Estrategia para Proyectos de Recogida de Datos en Campo:
- Zonas de Sombra Inaccesibles: El análisis demuestra la existencia de “puntos ciegos” en el interior de los macizos más abruptos de las islas (zonas alejadas de la red
gis_osm_roads_free_1). El proyecto sirve como base científica para justificar la necesidad de financiar expediciones botánicas y entomológicas profesionales en estas áreas de difícil acceso.
- Optimización de Ciencia Ciudadana: Al geolocalizar los cuadrantes donde faltan datos de aves pero que están relativamente cerca de senderos homologados, se pueden diseñar campañas de “Ciencia Ciudadana Dirigida”, incentivando a los usuarios de plataformas como eBird o iNaturalist a realizar avistamientos en zonas prioritarias en lugar de repetir las rutas tradicionales hiper-muestreadas.
- Planes de Acción y Financiación: Este enfoque metodológico ofrece a las administraciones públicas (Cabildos, Consejerías de Transición Ecológica) una cartografía de prioridades basada en evidencias estadísticas para la inversión eficiente en la recolección de datos sobre biodiversidad.
🔮 Futuras Líneas de Trabajo (Explotación del Dataset)
La base de datos descargada de Geofabrik contiene múltiples capas vectoriales adicionales que abren la puerta a expansiones automáticas de este pipeline:
- Análisis por Categoría de Vía: Clasificar el impacto segregando las autopistas principales de las pistas de tierra forestales para evaluar si el “efecto huida” varía según el índice de tráfico.

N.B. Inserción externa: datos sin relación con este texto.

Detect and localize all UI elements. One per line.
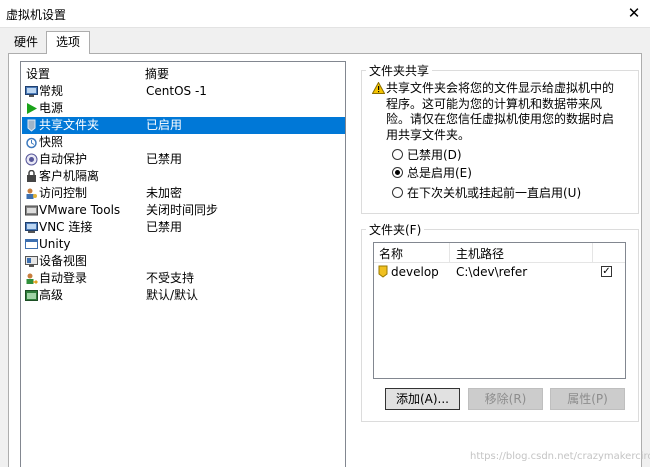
advanced-icon: [25, 290, 38, 301]
folder-name: develop: [391, 265, 439, 279]
settings-item-summary: 不受支持: [146, 271, 195, 285]
radio-label: 总是启用(E): [407, 166, 472, 180]
access-control-icon: [26, 188, 37, 199]
add-folder-button[interactable]: 添加(A)...: [385, 388, 460, 410]
settings-item-autologin[interactable]: 自动登录 不受支持: [22, 270, 345, 287]
remove-folder-button[interactable]: 移除(R): [468, 388, 543, 410]
column-header-host-path[interactable]: 主机路径: [456, 245, 504, 262]
folder-host-path: C:\dev\refer: [456, 265, 528, 279]
folder-properties-button[interactable]: 属性(P): [550, 388, 625, 410]
column-header-setting[interactable]: 设置: [26, 65, 50, 82]
settings-item-advanced[interactable]: 高级 默认/默认: [22, 287, 345, 304]
isolation-icon: [27, 170, 36, 182]
settings-item-name: 自动保护: [39, 152, 88, 166]
window-title: 虚拟机设置: [6, 8, 67, 22]
warning-text: 共享文件夹会将您的文件显示给虚拟机中的程序。这可能为您的计算机和数据带来风险。请…: [386, 81, 615, 142]
folder-sharing-group: 共享文件夹会将您的文件显示给虚拟机中的程序。这可能为您的计算机和数据带来风险。请…: [361, 70, 639, 214]
column-header-summary[interactable]: 摘要: [145, 65, 169, 82]
general-icon: [25, 86, 38, 97]
folder-row[interactable]: develop C:\dev\refer ✓: [374, 263, 625, 281]
close-button[interactable]: ✕: [622, 2, 646, 24]
radio-label: 已禁用(D): [407, 148, 462, 162]
settings-item-name: VNC 连接: [39, 220, 93, 234]
settings-item-access-control[interactable]: 访问控制 未加密: [22, 185, 345, 202]
settings-item-name: 电源: [39, 101, 64, 115]
folder-sharing-title: 文件夹共享: [366, 62, 433, 79]
folders-title: 文件夹(F): [366, 221, 425, 238]
settings-item-name: 高级: [39, 288, 64, 302]
radio-button[interactable]: [392, 187, 403, 198]
settings-item-guest-isolation[interactable]: 客户机隔离: [22, 168, 345, 185]
settings-item-summary: 已禁用: [146, 220, 183, 234]
settings-item-name: 访问控制: [39, 186, 88, 200]
settings-item-name: VMware Tools: [39, 203, 121, 217]
settings-item-vmware-tools[interactable]: VMware Tools 关闭时间同步: [22, 202, 345, 219]
settings-item-name: 自动登录: [39, 271, 88, 285]
settings-item-vnc[interactable]: VNC 连接 已禁用: [22, 219, 345, 236]
radio-label: 在下次关机或挂起前一直启用(U): [407, 186, 582, 200]
column-divider[interactable]: [592, 243, 593, 262]
folder-enabled-checkbox[interactable]: ✓: [601, 266, 612, 277]
autoprotect-icon: [25, 153, 38, 166]
tab-hardware[interactable]: 硬件: [9, 32, 43, 52]
title-bar: 虚拟机设置 ✕: [0, 0, 650, 28]
settings-item-autoprotect[interactable]: 自动保护 已禁用: [22, 151, 345, 168]
settings-item-snapshots[interactable]: 快照: [22, 134, 345, 151]
settings-item-name: 设备视图: [39, 254, 88, 268]
settings-item-shared-folders[interactable]: 共享文件夹 已启用: [22, 117, 345, 134]
settings-item-name: 常规: [39, 84, 64, 98]
tab-options[interactable]: 选项: [46, 31, 91, 54]
settings-list[interactable]: 设置 摘要 常规 CentOS -1 电源 共享文件夹 已启用 快照 自动保护 …: [20, 61, 346, 467]
list-header: 设置 摘要: [21, 65, 345, 81]
power-icon: [27, 103, 37, 114]
settings-item-name: Unity: [39, 237, 71, 251]
radio-button[interactable]: [392, 167, 403, 178]
settings-item-name: 客户机隔离: [39, 169, 100, 183]
settings-item-unity[interactable]: Unity: [22, 236, 345, 253]
settings-item-device-view[interactable]: 设备视图: [22, 253, 345, 270]
column-header-name[interactable]: 名称: [379, 245, 403, 262]
settings-item-summary: 已启用: [146, 118, 183, 132]
settings-item-general[interactable]: 常规 CentOS -1: [22, 83, 345, 100]
settings-item-summary: 默认/默认: [146, 288, 199, 302]
folders-table-header: 名称 主机路径: [374, 243, 625, 263]
settings-item-summary: 已禁用: [146, 152, 183, 166]
shared-folder-icon: [27, 119, 36, 132]
unity-icon: [25, 239, 38, 249]
autologin-icon: [26, 273, 38, 285]
settings-item-power[interactable]: 电源: [22, 100, 345, 117]
settings-item-name: 共享文件夹: [39, 118, 100, 132]
snapshot-icon: [26, 137, 37, 149]
watermark-text: https://blog.csdn.net/crazymakercircle: [470, 451, 650, 462]
vmware-tools-icon: [25, 205, 38, 216]
radio-button[interactable]: [392, 149, 403, 160]
shared-folder-icon: [378, 265, 388, 278]
warning-icon: [372, 82, 385, 94]
column-divider[interactable]: [449, 243, 450, 262]
settings-item-summary: 关闭时间同步: [146, 203, 219, 217]
vnc-icon: [25, 222, 38, 233]
settings-item-summary: 未加密: [146, 186, 183, 200]
device-view-icon: [25, 256, 38, 267]
folders-table[interactable]: 名称 主机路径 develop C:\dev\refer ✓: [373, 242, 626, 379]
settings-item-name: 快照: [39, 135, 64, 149]
settings-item-summary: CentOS -1: [146, 84, 207, 98]
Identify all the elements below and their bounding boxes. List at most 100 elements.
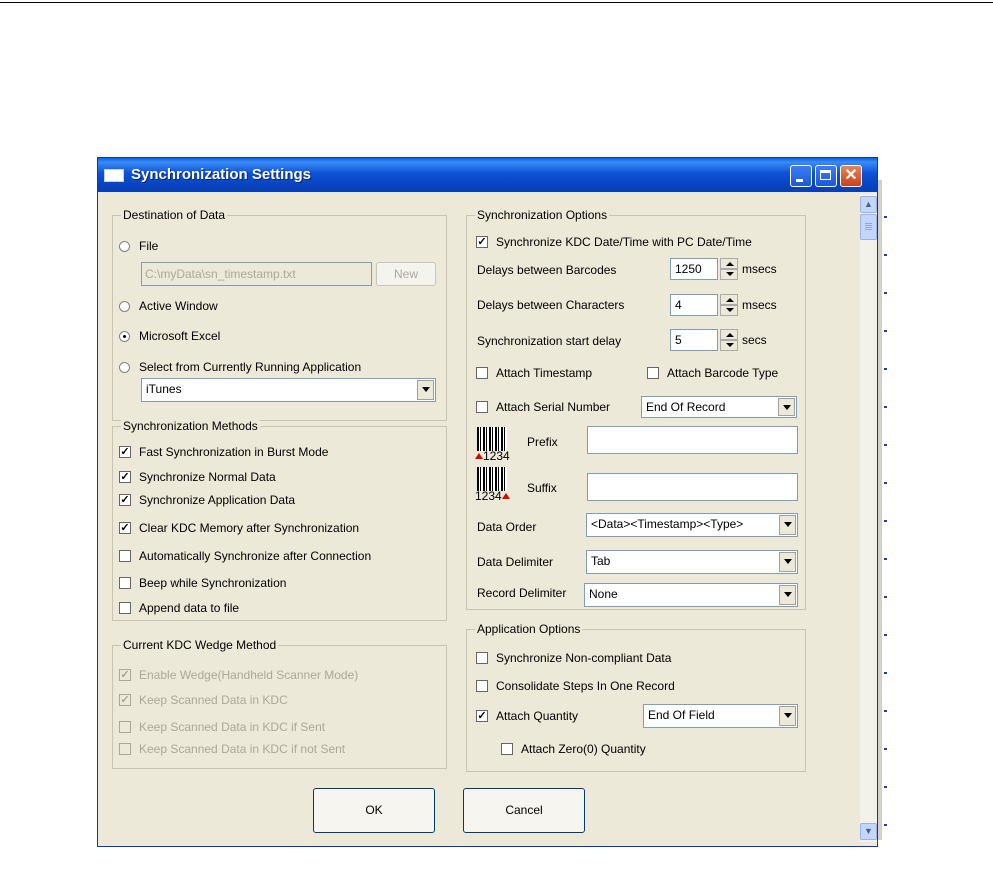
enable-wedge-checkbox[interactable]: ✓ Enable Wedge(Handheld Scanner Mode)	[119, 667, 358, 683]
microsoft-excel-label: Microsoft Excel	[139, 329, 221, 343]
checkbox-box[interactable]	[476, 401, 488, 413]
radio-circle[interactable]	[119, 361, 130, 373]
spin-up-icon[interactable]	[720, 294, 738, 305]
quantity-position-select[interactable]: End Of Field	[643, 704, 798, 728]
delay-barcodes-input[interactable]: 1250	[670, 258, 718, 280]
cancel-button[interactable]: Cancel	[463, 788, 585, 833]
data-order-value: <Data><Timestamp><Type>	[591, 517, 744, 531]
delay-characters-input[interactable]: 4	[670, 294, 718, 316]
sync-datetime-checkbox[interactable]: ✓ Synchronize KDC Date/Time with PC Date…	[476, 234, 752, 250]
checkbox-box[interactable]	[476, 652, 488, 664]
data-delimiter-select[interactable]: Tab	[586, 550, 798, 574]
spin-up-icon[interactable]	[720, 258, 738, 269]
checkbox-box[interactable]	[119, 602, 131, 614]
radio-circle[interactable]	[119, 240, 130, 252]
delay-barcodes-stepper[interactable]	[720, 258, 738, 280]
data-order-select[interactable]: <Data><Timestamp><Type>	[586, 513, 798, 537]
chevron-down-icon[interactable]	[779, 552, 796, 572]
fast-sync-burst-checkbox[interactable]: ✓ Fast Synchronization in Burst Mode	[119, 444, 328, 460]
record-delimiter-select[interactable]: None	[584, 583, 798, 607]
maximize-button[interactable]	[815, 165, 837, 187]
keep-scanned-if-not-sent-checkbox[interactable]: Keep Scanned Data in KDC if not Sent	[119, 741, 345, 757]
attach-barcode-type-checkbox[interactable]: Attach Barcode Type	[647, 365, 778, 381]
checkbox-box[interactable]	[647, 367, 659, 379]
checkbox-box[interactable]	[476, 367, 488, 379]
radio-circle[interactable]	[119, 300, 130, 312]
vertical-scrollbar[interactable]: ▲ ▼	[860, 194, 877, 842]
spin-down-icon[interactable]	[720, 305, 738, 316]
checkbox-label: Automatically Synchronize after Connecti…	[139, 549, 372, 563]
attach-quantity-checkbox[interactable]: ✓ Attach Quantity	[476, 708, 578, 724]
chevron-down-icon[interactable]	[779, 706, 796, 726]
active-window-radio[interactable]: Active Window	[119, 298, 218, 314]
checkbox-label: Beep while Synchronization	[139, 576, 287, 590]
start-delay-unit: secs	[742, 333, 767, 347]
prefix-input[interactable]	[587, 426, 798, 454]
auto-sync-after-connection-checkbox[interactable]: Automatically Synchronize after Connecti…	[119, 548, 371, 564]
checkbox-label: Keep Scanned Data in KDC if Sent	[139, 720, 326, 734]
scroll-thumb[interactable]	[860, 214, 877, 240]
start-delay-input[interactable]: 5	[670, 329, 718, 351]
chevron-down-icon[interactable]	[778, 398, 795, 416]
background-window-edge	[878, 180, 882, 840]
new-file-button[interactable]: New	[376, 262, 436, 286]
record-delimiter-label: Record Delimiter	[477, 586, 567, 600]
delay-characters-unit: msecs	[742, 298, 777, 312]
checkbox-box[interactable]	[476, 680, 488, 692]
file-radio[interactable]: File	[119, 238, 158, 254]
checkbox-label: Synchronize Normal Data	[139, 470, 276, 484]
checkbox-box[interactable]: ✓	[119, 669, 131, 681]
checkbox-box[interactable]: ✓	[119, 522, 131, 534]
suffix-input[interactable]	[587, 473, 798, 501]
attach-zero-quantity-checkbox[interactable]: Attach Zero(0) Quantity	[501, 741, 646, 757]
append-data-to-file-checkbox[interactable]: Append data to file	[119, 600, 239, 616]
consolidate-steps-checkbox[interactable]: Consolidate Steps In One Record	[476, 678, 675, 694]
sync-noncompliant-checkbox[interactable]: Synchronize Non-compliant Data	[476, 650, 671, 666]
suffix-label: Suffix	[527, 481, 557, 495]
delay-characters-stepper[interactable]	[720, 294, 738, 316]
radio-circle[interactable]	[119, 330, 130, 342]
checkbox-box[interactable]	[119, 577, 131, 589]
checkbox-box[interactable]: ✓	[476, 710, 488, 722]
page-top-rule	[0, 2, 993, 3]
serial-position-select[interactable]: End Of Record	[641, 396, 797, 418]
spin-down-icon[interactable]	[720, 340, 738, 351]
sync-application-data-checkbox[interactable]: ✓ Synchronize Application Data	[119, 492, 295, 508]
checkbox-box[interactable]	[501, 743, 513, 755]
keep-scanned-if-sent-checkbox[interactable]: Keep Scanned Data in KDC if Sent	[119, 719, 325, 735]
chevron-down-icon[interactable]	[779, 515, 796, 535]
chevron-down-icon[interactable]	[779, 585, 796, 605]
ok-button[interactable]: OK	[313, 788, 435, 833]
running-application-select[interactable]: iTunes	[141, 378, 436, 402]
attach-serial-number-checkbox[interactable]: Attach Serial Number	[476, 399, 610, 415]
keep-scanned-data-checkbox[interactable]: ✓ Keep Scanned Data in KDC	[119, 692, 288, 708]
minimize-button[interactable]	[790, 165, 812, 187]
spin-down-icon[interactable]	[720, 269, 738, 280]
clear-kdc-memory-checkbox[interactable]: ✓ Clear KDC Memory after Synchronization	[119, 520, 359, 536]
scroll-up-arrow-icon[interactable]: ▲	[860, 196, 877, 213]
spin-up-icon[interactable]	[720, 329, 738, 340]
title-bar[interactable]: Synchronization Settings ✕	[98, 158, 877, 192]
checkbox-box[interactable]	[119, 743, 131, 755]
microsoft-excel-radio[interactable]: Microsoft Excel	[119, 328, 220, 344]
start-delay-stepper[interactable]	[720, 329, 738, 351]
checkbox-box[interactable]: ✓	[119, 494, 131, 506]
checkbox-box[interactable]: ✓	[476, 236, 488, 248]
close-button[interactable]: ✕	[840, 165, 862, 187]
attach-timestamp-checkbox[interactable]: Attach Timestamp	[476, 365, 592, 381]
file-path-field[interactable]: C:\myData\sn_timestamp.txt	[141, 262, 372, 286]
checkbox-box[interactable]: ✓	[119, 694, 131, 706]
checkbox-label: Clear KDC Memory after Synchronization	[139, 521, 360, 535]
running-application-radio[interactable]: Select from Currently Running Applicatio…	[119, 359, 361, 375]
prefix-label: Prefix	[527, 435, 558, 449]
record-delimiter-value: None	[589, 587, 618, 601]
sync-normal-data-checkbox[interactable]: ✓ Synchronize Normal Data	[119, 469, 276, 485]
checkbox-box[interactable]: ✓	[119, 471, 131, 483]
scroll-down-arrow-icon[interactable]: ▼	[860, 823, 877, 840]
checkbox-box[interactable]	[119, 550, 131, 562]
destination-of-data-legend: Destination of Data	[121, 208, 228, 222]
checkbox-box[interactable]	[119, 721, 131, 733]
beep-while-sync-checkbox[interactable]: Beep while Synchronization	[119, 575, 286, 591]
chevron-down-icon[interactable]	[417, 380, 434, 400]
checkbox-box[interactable]: ✓	[119, 446, 131, 458]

- Modelado de Usos del Suelo: Cruzar los puntos de presencia biológica con las capas de áreas urbanas, zonas industriales y coberturas vegetales del suelo presentes en el
.shp para desarrollar un Modelo de Idoneidad de Hábitat (SDM) completo.
Conclusiones
- Este proyecto demuestra que el análisis masivo de datos espaciales en plataformas globales como GBIF requiere obligatoriamente una deconstrucción de sesgos. Aplicar algoritmos GIS de forma automática sin un modelo de control nulo conduce a conclusiones ecológicas erróneas.
- Habilidades Demostradas: Capacidad de optimización de código en R para computación pesada local, diseño metodológico de modelos nulos espaciales, integración avanzada R-QGIS y análisis crítico orientado a la resolución de problemas y propuestas de proyectos en el mundo real.